Three possible curvatures.
Types of Geometry
When analyzing the shape of our universe, theres really only three geometries.
To simplify, lets start by just thinking about a lens.
We understand that a lens can only come in three varieties: convex, flat, and concave.
Let’s also look on the effect they have on light that passes through them.
This is to point out that in terms of geometry, you can only have these three: Divergent, Convergent, and No change.
Let’s expand on this idea.
Types of Universe
In order to visualize the higher dimensions of our universe - we will use 2D surface analogs.
Closed Universe
The only type of non-infinite universe is one that has a “positive curvature”, meaning it curves back on itself. It’s like the 3D analog of the 2D surface of a sphere. Travel far enough and you’ll eventually end up back where you started.
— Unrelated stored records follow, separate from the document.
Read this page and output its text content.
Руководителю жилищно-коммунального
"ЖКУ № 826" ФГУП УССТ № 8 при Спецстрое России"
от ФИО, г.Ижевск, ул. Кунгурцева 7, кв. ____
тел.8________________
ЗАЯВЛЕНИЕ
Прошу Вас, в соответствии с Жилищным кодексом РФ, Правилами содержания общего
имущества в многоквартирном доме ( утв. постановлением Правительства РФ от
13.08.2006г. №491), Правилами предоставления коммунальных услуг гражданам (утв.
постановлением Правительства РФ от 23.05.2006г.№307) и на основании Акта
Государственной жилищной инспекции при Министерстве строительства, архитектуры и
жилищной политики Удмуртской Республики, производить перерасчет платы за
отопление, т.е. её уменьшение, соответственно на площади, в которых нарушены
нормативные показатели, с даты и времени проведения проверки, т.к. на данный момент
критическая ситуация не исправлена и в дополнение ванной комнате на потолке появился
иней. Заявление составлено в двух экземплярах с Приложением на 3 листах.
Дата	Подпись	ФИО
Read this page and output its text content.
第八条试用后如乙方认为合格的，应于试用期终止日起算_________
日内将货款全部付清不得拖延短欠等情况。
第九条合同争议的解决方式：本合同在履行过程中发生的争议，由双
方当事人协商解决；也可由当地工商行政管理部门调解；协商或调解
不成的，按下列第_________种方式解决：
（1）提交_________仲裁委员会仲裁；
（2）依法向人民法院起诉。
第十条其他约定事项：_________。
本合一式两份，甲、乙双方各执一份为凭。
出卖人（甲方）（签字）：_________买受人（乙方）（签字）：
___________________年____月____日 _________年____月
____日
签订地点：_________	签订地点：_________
Geometry is a bit broken because of geodesics - straight lines on a curved surface. Parallel lines will curve towards each other before crossing and looping back around. Geodesics are better explained in General Relativity.
This is a convergent shape - like the convex lens above.
A universe with this geometry is called deSitter Space.
Flat Universe
This universe is flat - meaning parallel lines stay parallel - and they go on forever. This universe is infinite.
This is a flat shape, like the flat lens above. This is called Minkowski Space.
Hyperbolic Universe
This universe has “negative curvature”. The 2D analog of this is the hyperbolic surface - like an infinite horse saddle - or pringle. Remember, a hyperbola is the inverse of a circle.
In this geometry, parallel lines with diverge from each other - like the concave lens.
Because it is the opposite of the convergent shape this is known as Anti-deSitter Space - or AdS Space.